In a news conference Thursday, Otter defended his plan, which calls for going beyond the unprecedented $62 million in cuts to public schools next year outlined by state Superintendent of Schools Tom Luna, to also trim another $47 million by including schools in a statewide, 5 percent cut in personnel funding.

“You’ve got to remember, 87 percent of school costs are personnel,” the governor said. “It’s just, you’ve got to go where the money is.”

Sen. Joyce Broadsword, R-Sagle, said the governor’s right. “They are a part of the economy. They need to understand that everybody needs to share in that burden,” she said, adding that her local school officials have informed her they’re ready to do their part.

Rep. George Eskridge, R-Dover, said the governor’s going in “the right direction.” He said, “I’m really concerned about the economy - every morning all I hear is bad news. Education is 50 percent of our budget and I don’t see any way to get out of this without doing that.”

He added, “I’m concerned, frankly, that no matter what we do with our budget, we may still be in trouble, because I don’t see the economy getting better.”

Otter called for the school cuts along with keeping in reserve about half the stimulus money Idaho will receive for schools, plus the state’s $114 million education reserve fund, as a hedge against further economic downturns.

“I would just as soon have a 5 percent cut this year as a 20 percent cut next year,” the governor declared. “I want to have a pretty good cushion.”

Legislative Democrats objected to the magnitude of education cuts compared to the reserves the state would hold.

House Minority Leader John Rusche, D-Lewiston, offered this analogy: “If you have a sick family member and money in the bank, to say, ‘Well, don’t take care of the sick family member, let’s save the money in case they get sicker’ - that just doesn’t make sense to us.”

Cameron, who chairs the Legislature’s joint budget committee, said, “My preference isn’t to hit education that hard, but the committee will have to decide where it goes.” He predicted, “We’ll find middle ground.”
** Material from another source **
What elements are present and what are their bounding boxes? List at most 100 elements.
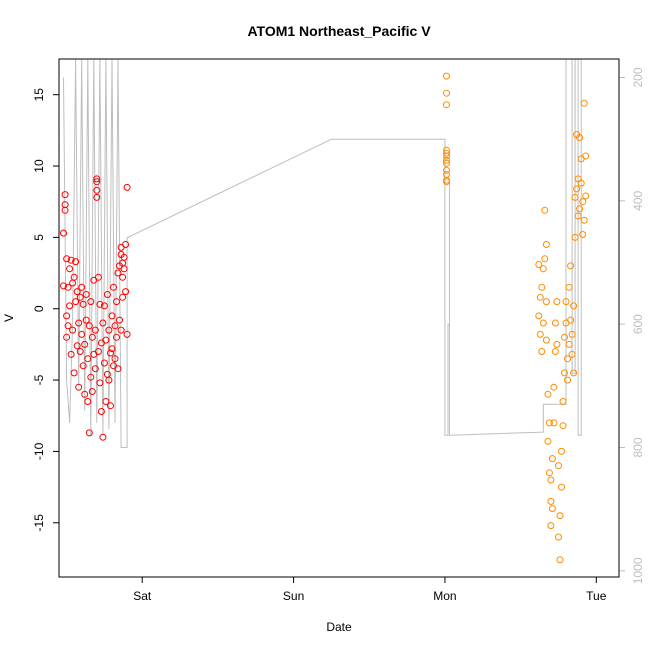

Otter also flatly rejected a proposal from members of the House GOP leadership to use a big chunk of the economic stimulus money for corporate tax cuts.

“Listen, they’ve got a lot of different ideas over there,” Otter said. “I didn’t see it putting jobs on the street, I didn’t see it putting people to work.” He said if he were in business now and he got a tax break, “I’m gonna put it in my pocket.” That doesn’t create jobs, he said, and the role of the stimulus is to “stimulate the economy right now.”
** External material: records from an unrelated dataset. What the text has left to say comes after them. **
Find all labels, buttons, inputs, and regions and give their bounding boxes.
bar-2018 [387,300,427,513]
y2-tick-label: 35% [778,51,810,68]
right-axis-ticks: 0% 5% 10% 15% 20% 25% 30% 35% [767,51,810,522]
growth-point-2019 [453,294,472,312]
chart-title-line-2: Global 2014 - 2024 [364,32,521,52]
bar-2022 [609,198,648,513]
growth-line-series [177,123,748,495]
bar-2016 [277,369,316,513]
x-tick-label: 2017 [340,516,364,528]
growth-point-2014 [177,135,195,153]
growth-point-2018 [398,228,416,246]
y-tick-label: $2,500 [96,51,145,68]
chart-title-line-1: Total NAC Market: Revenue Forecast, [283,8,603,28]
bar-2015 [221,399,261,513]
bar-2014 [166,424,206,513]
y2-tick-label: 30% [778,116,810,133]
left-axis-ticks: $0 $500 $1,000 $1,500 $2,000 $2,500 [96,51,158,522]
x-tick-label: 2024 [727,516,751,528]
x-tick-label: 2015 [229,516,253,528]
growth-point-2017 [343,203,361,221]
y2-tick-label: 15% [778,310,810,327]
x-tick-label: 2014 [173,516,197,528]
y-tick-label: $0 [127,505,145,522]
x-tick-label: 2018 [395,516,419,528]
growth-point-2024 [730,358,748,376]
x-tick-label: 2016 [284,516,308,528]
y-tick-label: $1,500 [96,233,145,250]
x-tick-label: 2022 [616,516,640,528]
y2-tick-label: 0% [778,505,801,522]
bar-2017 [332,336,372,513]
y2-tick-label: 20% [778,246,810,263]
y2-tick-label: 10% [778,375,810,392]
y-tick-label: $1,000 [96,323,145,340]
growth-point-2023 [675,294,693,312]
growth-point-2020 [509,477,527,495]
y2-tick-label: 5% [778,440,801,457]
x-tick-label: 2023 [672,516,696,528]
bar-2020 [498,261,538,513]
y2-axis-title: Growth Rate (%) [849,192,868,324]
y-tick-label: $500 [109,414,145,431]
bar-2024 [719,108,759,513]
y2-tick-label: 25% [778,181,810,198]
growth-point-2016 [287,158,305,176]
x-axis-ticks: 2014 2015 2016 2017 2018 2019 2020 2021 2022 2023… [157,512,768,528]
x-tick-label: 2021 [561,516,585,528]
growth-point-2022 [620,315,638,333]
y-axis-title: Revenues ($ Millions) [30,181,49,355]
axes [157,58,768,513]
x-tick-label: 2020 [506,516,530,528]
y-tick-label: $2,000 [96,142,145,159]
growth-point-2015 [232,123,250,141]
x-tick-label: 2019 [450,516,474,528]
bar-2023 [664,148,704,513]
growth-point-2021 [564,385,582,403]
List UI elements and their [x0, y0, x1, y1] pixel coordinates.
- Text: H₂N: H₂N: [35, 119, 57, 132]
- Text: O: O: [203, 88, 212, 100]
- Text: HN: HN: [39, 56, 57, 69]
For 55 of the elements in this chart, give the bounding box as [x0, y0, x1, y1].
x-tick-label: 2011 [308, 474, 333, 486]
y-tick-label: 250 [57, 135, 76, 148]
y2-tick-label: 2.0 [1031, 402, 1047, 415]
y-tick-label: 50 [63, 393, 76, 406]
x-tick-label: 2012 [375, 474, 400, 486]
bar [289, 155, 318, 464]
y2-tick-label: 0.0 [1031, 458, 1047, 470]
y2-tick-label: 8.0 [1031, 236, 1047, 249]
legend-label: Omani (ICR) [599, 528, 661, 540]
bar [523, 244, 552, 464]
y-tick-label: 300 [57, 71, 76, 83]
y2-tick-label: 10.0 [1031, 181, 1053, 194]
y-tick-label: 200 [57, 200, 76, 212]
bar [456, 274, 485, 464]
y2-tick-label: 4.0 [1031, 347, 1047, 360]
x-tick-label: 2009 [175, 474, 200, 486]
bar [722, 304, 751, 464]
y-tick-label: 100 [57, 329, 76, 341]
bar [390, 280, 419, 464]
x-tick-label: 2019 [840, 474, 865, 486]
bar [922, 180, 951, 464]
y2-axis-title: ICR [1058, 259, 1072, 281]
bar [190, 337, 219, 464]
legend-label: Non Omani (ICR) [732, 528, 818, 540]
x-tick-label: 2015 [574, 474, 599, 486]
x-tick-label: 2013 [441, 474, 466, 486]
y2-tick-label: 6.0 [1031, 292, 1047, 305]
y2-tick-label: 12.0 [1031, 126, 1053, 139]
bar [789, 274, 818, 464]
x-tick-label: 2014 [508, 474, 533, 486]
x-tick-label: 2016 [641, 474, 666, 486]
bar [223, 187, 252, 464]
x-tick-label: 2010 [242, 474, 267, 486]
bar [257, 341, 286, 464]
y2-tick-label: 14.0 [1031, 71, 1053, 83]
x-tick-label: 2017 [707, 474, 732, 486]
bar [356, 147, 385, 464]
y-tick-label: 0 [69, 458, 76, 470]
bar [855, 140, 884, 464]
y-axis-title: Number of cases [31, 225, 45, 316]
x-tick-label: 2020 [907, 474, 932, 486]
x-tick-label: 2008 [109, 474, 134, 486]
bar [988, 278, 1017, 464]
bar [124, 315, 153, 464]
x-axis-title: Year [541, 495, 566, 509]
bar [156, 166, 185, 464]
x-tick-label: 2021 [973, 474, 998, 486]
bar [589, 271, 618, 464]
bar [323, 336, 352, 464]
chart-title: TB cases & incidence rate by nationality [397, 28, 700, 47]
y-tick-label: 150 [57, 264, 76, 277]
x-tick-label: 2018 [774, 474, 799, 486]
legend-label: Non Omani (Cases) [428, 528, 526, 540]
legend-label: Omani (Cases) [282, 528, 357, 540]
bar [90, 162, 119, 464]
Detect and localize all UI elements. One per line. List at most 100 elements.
The governor’s plan includes a threat to lawmakers: If they don’t approve an additional $125 million in GARVEE bonding, a special type of bonding that allows the state to borrow against future highway allocations, this year, he’ll pull back the funds for eight high-profile transportation projects around the state and instead funnel that stimulus money into the projects that would have been paid for with the bonds. The eight projects include reconstruction of the Dover Bridge in North Idaho.

Sen. Shawn Keough, R-Sandpoint, called the ultimatum “distressing,” and said, “I think that the value of continuing the GARVEE bonding program can be sold on its own.”

Said Eskridge, who’s been concerned about whether the next bond issue is premature, “I’m feeling like I’m in a little bit of a box.”

Otter also is standing by his proposals to raise Idaho’s gas tax and car registration fees to address a backlog in road maintenance, though his legislation hasn’t yet cleared a House committee.

Sen. Jeff Siddoway, R-Terreton, told Otter’s budget director, “I guess we all have our little hidden agendas here, and certainly mine’s not to raise taxes. … The governor putting this money here, does that alleviate any of the need that we have for increased taxes for highway maintenance?”

Hammon responded no, even though Otter decided to plug nearly $30 million of the $45 million in stimulus funds over which he has discretion into road work, in addition to the eight big projects. “This money does not change the governor’s belief that … (highway maintenance is) woefully underfunded and it needs attention during this legislative session,” Hammon said.

The governor’s proposals are now before the Legislature, which will set budgets for state agencies and then send the budget bills to Otter for his signature.